その仕組みはユニークで、各地のフードバンク支部にそれぞれトークン(代用貨幣)を与え、疑似的にオークションを行います。提供された食べ物について、それぞれの支部が「いくらだったら買います」と申告して、より高い価格を付けた支部に「では、あなたに売ります」と優先して送るようにします。このトークンはそこでしか使えない疑似貨幣です。本物のお金を使ったら、市場そのものになってしまいますから。マーケットの仕組みを使って配分を最適化するわけですね。
ミールコネクトのリアルタイム・マッチングモデルは、突発的な食料援助要請にも対応できるように開発されています。今のところ具体的に使われた事例は聞いていませんが、おそらく災害支援にも応用できるはず。こうしたアルゴリズムは「通勤時間帯に大地震が発生した場合、誰をどこに避難させればいいか」といった避難計画や避難経路の立案にも役立つのではないかと考えています。

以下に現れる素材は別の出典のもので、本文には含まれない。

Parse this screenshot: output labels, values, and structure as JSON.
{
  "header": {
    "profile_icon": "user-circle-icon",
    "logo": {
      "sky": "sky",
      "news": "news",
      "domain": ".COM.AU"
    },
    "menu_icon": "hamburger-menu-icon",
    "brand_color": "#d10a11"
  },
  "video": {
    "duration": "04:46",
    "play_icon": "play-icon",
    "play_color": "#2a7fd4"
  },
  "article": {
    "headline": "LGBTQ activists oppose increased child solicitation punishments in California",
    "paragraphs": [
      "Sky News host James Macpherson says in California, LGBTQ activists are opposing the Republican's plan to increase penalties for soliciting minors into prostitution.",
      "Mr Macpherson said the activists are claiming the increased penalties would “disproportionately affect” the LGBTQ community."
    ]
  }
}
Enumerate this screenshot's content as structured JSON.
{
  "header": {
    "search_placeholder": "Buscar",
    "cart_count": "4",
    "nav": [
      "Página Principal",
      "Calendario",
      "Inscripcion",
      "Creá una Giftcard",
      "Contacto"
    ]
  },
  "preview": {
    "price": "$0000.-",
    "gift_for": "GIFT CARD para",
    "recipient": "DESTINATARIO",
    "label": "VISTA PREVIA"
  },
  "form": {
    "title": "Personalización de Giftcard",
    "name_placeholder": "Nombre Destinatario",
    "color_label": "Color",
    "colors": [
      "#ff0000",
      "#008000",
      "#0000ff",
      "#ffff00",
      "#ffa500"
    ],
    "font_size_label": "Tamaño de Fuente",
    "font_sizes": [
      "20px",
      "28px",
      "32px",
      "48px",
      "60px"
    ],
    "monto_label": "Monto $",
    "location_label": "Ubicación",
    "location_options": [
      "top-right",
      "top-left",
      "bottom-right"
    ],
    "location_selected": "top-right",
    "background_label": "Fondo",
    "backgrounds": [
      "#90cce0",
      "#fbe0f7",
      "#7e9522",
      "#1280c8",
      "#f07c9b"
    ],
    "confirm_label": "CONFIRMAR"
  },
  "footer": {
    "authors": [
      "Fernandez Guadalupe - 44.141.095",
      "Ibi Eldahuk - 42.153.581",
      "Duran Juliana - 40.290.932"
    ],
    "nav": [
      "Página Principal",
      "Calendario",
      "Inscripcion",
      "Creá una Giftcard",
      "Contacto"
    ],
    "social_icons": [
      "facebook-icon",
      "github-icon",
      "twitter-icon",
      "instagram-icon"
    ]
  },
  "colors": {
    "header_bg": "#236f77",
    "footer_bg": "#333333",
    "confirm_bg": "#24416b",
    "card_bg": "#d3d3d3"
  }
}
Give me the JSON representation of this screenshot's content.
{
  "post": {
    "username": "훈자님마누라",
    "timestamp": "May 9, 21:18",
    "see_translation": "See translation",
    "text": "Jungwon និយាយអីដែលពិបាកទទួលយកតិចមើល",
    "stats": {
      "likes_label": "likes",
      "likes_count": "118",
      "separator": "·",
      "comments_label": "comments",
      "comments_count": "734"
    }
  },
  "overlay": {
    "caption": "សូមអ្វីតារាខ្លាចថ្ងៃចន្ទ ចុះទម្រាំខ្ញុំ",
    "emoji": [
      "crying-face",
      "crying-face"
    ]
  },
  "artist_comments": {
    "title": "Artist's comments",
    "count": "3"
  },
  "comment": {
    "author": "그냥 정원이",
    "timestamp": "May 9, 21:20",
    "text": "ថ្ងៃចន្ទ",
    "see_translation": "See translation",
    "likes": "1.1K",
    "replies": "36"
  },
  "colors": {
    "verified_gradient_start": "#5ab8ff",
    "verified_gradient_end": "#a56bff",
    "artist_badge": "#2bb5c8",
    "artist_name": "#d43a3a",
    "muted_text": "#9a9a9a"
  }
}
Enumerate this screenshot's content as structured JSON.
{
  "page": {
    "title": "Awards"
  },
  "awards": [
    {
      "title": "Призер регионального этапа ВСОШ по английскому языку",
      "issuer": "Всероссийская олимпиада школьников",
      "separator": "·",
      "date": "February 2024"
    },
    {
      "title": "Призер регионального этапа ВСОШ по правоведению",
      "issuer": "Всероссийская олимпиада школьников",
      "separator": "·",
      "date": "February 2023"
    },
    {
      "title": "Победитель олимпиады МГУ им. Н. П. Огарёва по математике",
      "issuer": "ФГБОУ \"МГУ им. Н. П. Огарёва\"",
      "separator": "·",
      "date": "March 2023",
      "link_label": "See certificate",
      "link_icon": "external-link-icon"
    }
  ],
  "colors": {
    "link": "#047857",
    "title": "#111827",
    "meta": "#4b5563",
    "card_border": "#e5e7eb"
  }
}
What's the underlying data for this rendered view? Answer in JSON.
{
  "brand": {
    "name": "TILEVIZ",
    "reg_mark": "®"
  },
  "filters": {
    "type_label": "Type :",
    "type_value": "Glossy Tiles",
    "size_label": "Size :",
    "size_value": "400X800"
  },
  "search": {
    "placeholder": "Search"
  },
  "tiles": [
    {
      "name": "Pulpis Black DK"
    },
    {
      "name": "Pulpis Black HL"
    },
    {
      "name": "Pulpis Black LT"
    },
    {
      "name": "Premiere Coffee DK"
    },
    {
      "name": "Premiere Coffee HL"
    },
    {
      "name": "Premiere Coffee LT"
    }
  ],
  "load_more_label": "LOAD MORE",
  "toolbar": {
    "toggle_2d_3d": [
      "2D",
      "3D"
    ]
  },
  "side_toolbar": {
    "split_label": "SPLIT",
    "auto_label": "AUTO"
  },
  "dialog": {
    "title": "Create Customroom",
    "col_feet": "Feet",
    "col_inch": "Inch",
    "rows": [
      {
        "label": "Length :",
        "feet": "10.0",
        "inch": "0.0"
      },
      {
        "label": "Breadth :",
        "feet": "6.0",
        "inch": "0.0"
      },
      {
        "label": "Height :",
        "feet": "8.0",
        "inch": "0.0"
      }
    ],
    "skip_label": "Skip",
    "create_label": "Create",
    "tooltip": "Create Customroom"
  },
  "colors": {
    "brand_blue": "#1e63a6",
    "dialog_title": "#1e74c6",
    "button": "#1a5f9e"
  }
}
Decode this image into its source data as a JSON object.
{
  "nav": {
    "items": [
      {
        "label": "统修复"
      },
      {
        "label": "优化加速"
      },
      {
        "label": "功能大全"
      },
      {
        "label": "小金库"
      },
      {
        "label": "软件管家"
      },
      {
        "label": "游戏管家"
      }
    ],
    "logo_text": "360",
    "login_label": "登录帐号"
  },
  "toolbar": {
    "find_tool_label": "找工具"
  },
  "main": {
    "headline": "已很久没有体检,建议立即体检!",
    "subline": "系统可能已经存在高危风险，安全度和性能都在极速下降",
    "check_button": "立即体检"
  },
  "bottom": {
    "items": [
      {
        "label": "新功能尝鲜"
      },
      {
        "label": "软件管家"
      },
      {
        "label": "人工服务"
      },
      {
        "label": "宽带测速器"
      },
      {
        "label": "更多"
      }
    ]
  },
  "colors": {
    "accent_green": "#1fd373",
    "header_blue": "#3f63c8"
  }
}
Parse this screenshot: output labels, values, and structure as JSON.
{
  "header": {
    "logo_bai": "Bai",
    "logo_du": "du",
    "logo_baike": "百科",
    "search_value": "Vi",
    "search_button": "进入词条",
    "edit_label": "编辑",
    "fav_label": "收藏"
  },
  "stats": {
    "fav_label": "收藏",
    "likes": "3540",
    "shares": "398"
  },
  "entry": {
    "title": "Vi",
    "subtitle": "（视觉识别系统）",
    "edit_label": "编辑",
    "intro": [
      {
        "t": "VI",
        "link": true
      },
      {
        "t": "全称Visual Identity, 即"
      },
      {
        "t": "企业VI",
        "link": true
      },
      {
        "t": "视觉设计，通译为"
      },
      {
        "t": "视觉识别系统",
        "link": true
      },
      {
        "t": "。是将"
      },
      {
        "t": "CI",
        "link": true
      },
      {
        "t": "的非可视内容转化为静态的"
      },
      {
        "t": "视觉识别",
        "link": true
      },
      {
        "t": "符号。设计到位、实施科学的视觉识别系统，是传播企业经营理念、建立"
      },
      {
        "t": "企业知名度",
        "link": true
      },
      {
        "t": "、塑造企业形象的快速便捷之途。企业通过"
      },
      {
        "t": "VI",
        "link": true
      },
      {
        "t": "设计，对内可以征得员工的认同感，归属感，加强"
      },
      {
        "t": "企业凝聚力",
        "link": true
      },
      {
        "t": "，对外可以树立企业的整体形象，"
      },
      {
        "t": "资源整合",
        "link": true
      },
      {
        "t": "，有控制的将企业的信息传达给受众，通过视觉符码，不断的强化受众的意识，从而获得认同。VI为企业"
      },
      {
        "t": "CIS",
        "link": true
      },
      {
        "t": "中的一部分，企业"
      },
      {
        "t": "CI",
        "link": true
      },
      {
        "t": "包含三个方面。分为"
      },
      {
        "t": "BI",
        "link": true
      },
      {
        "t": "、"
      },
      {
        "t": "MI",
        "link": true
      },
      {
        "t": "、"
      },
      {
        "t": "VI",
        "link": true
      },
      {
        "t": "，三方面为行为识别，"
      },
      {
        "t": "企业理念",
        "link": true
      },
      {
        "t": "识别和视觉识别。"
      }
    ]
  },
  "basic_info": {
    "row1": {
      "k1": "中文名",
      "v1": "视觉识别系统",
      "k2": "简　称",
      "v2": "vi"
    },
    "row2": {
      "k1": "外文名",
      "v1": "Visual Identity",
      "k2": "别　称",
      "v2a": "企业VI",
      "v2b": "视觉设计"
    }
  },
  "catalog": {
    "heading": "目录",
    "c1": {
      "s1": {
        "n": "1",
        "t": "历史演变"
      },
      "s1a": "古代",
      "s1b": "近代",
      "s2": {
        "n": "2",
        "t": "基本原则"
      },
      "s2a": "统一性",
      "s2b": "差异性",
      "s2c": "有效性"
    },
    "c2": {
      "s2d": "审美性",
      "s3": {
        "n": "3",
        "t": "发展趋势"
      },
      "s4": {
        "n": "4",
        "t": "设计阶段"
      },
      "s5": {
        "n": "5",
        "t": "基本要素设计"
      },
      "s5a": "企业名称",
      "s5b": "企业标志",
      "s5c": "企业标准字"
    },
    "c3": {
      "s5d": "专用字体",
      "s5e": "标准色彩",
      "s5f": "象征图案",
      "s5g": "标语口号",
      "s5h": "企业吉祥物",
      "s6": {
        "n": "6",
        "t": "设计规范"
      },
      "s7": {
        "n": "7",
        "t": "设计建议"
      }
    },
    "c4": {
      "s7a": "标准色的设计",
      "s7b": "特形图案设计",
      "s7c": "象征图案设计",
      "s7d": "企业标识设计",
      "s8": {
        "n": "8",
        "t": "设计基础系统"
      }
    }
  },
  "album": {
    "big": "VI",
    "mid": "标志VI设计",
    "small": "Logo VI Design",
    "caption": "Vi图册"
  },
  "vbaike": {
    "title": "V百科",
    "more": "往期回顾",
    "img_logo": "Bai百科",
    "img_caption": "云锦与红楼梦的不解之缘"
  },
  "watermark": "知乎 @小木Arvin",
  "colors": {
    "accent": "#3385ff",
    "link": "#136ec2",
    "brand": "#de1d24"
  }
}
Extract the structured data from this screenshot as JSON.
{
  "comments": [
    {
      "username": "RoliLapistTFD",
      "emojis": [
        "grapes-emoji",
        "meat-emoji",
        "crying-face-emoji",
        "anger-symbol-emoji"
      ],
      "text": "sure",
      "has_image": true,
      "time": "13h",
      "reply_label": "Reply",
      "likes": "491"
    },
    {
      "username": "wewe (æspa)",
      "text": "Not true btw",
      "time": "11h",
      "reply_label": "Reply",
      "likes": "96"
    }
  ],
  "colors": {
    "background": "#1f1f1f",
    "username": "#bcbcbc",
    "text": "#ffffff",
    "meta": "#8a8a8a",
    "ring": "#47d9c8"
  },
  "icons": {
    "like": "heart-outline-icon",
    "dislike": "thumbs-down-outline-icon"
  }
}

またUTMDは大学内の組織ですから、社会課題の解決だけでなく、学生の教育もやっていきます。私も経済学部の教員として、研究だけでなく教壇に立って学生を教え、ゼミも持っています。若い人たちができるだけ集中して研究できる仕組みを考えていきたいですね。
日本のニュースを見ていると、「研究者は大変」と思ってしまいがちですが、いろいろ問題はあっても研究生活は楽しいし、研究助手になると給料ももらえます。興味を持った人はあまり心配せずに、ぜひ大学院を目指してほしい。大学院で学んだからといって全員が研究者になる必要はありません。さまざまな場所に出ていって、大学院での研究を社会実装につなげてくれればと願っています。
同時に日本社会には、若い研究者が道半ばで研究を諦めないよう、応援してほしいと思います。